The medtech juggernaut Stryker (SYK 0.34%) has been a tremendous dividend grower over the years. But is the stock still a buy for investors searching for dividend growth? Let's scrutinize Stryker's fundamentals and current valuation to decide.
Product launches powered double-digit growth for Stryker
Sporting a $106 billion market capitalization, Stryker is the third-biggest medical devices company in the world. This is only behind the respective $188 billion and $113 billion market values of Abbott Laboratories and Medtronic.
Stryker's net sales rose by 11.2% year over year to nearly $5 billion during the second quarter ended June 30. Accounting for the 0.7% headwind that the company faced due to weakness in foreign currencies compared to the U.S. dollar, net sales would have grown by 11.9% for the quarter.
Metric | Q2 2022 | Q2 2023 |
---|---|---|
Organic net sales growth rate (YOY) | 6.1% | 11.9% |
Net margin | 19.1% | 19.5% |
Dedicating between 7% and 9% of its total sales to research and development, Stryker has consistently launched numerous products in recent months that could move the growth needle. For one, the company launched the Xpedition-powered stair chair used by first responders in April. Stryker also launched Citrefix Suture Anchor System for foot and ankle surgical procedures last December. Finally, the company launched the Monterey AL Interbody System last October, which is used for a type of spinal surgery called anterior lumbar interbody fusion.
Stryker's non-GAAP (adjusted) diluted earnings per share (EPS) surged 12.9% higher over the year-ago period to $2.54 in the second quarter. Tight cost controls helped keep growth in total operating expenses under control, increasing year over year by just 7.9%. This is how the company's net margin expanded during the quarter by 40 basis points. That led Stryker's adjusted diluted EPS to grow more rapidly than net sales for the quarter.
Analysts predict the company's adjusted diluted EPS will compound by 10% annually through the next five years. This is slightly greater than the medical devices industry average annual earnings growth forecast of 9.7%, which is a testament to the quality of Stryker as a business.
Stryker's dividend isn't done growing yet
Considering the average 1.5% dividend yield of the S&P 500 index, Stryker's 1% yield flies under the radar of most dividend investors.

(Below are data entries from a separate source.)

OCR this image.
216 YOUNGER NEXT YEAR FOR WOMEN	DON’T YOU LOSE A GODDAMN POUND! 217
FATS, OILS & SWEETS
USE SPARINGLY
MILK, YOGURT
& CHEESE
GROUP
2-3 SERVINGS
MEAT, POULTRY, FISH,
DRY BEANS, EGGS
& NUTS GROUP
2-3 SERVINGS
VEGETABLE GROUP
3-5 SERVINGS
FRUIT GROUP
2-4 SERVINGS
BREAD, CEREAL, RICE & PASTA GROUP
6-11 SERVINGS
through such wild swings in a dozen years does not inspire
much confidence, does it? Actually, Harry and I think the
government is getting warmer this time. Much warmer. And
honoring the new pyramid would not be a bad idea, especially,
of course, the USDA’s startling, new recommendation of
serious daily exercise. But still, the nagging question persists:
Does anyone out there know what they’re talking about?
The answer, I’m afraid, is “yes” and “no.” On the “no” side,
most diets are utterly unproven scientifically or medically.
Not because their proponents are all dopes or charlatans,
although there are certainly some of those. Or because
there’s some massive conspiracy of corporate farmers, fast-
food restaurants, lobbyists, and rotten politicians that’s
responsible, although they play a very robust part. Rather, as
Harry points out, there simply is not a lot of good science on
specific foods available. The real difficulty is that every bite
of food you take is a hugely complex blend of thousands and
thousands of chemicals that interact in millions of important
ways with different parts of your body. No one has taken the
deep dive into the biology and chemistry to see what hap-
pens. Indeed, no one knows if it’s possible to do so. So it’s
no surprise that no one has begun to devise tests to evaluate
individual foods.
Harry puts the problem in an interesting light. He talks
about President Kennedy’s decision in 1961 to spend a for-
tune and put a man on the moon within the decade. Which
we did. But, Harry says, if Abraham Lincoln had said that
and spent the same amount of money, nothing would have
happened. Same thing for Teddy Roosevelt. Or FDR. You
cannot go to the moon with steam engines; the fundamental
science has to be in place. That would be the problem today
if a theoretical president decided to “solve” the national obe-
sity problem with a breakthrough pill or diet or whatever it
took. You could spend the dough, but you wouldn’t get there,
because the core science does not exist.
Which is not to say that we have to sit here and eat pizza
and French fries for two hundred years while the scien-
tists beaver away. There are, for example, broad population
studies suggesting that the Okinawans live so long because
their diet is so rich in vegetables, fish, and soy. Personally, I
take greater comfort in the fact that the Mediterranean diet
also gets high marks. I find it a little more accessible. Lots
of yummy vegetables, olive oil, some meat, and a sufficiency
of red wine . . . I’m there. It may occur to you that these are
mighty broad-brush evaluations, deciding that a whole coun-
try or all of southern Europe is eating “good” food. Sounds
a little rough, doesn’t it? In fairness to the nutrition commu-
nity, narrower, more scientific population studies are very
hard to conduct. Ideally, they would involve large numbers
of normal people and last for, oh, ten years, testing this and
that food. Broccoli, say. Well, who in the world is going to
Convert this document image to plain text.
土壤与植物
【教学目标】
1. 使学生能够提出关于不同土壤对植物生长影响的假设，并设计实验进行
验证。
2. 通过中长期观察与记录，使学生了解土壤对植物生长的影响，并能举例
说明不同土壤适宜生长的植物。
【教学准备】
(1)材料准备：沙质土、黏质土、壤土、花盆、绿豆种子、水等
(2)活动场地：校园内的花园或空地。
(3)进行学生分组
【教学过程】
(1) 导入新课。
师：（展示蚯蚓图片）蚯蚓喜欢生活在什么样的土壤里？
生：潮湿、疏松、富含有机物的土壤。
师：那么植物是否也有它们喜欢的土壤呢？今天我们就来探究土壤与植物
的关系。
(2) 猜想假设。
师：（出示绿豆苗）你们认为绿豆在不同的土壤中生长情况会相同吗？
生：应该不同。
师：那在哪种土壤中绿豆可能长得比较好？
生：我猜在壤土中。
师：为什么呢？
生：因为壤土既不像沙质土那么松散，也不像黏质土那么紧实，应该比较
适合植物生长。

But with the quarterly dividend per share having nearly tripled in the past 10 years, the stock arguably deserves the attention of dividend growth investors.
Looking out over the next decade, dividend growth could remain almost as strong: Besides its double-digit annual earnings growth prospects, Stryker's dividend payout ratio will likely register at less than 30% in 2023. That gives the company the flexibility to grow its dividend at least as fast as earnings, if not a bit faster than earnings in the years to come.
Stryker is a great business at a rational valuation
Soaring 34%, the share prices of Stryker have been on a tear over the last 12 months. This would make it seem as though the stock would no longer be a buy. However, Stryker's forward price-to-earnings (P/E) ratio of 25.2 is in line with the medical devices industry average forward P/E ratio of 24.9. Given the company's exceptional growth profile, this valuation is arguably fair. That could be why analysts have an average 12-month share price target of $320 for Stryker, which would be decent capital appreciation from the current $287 share price.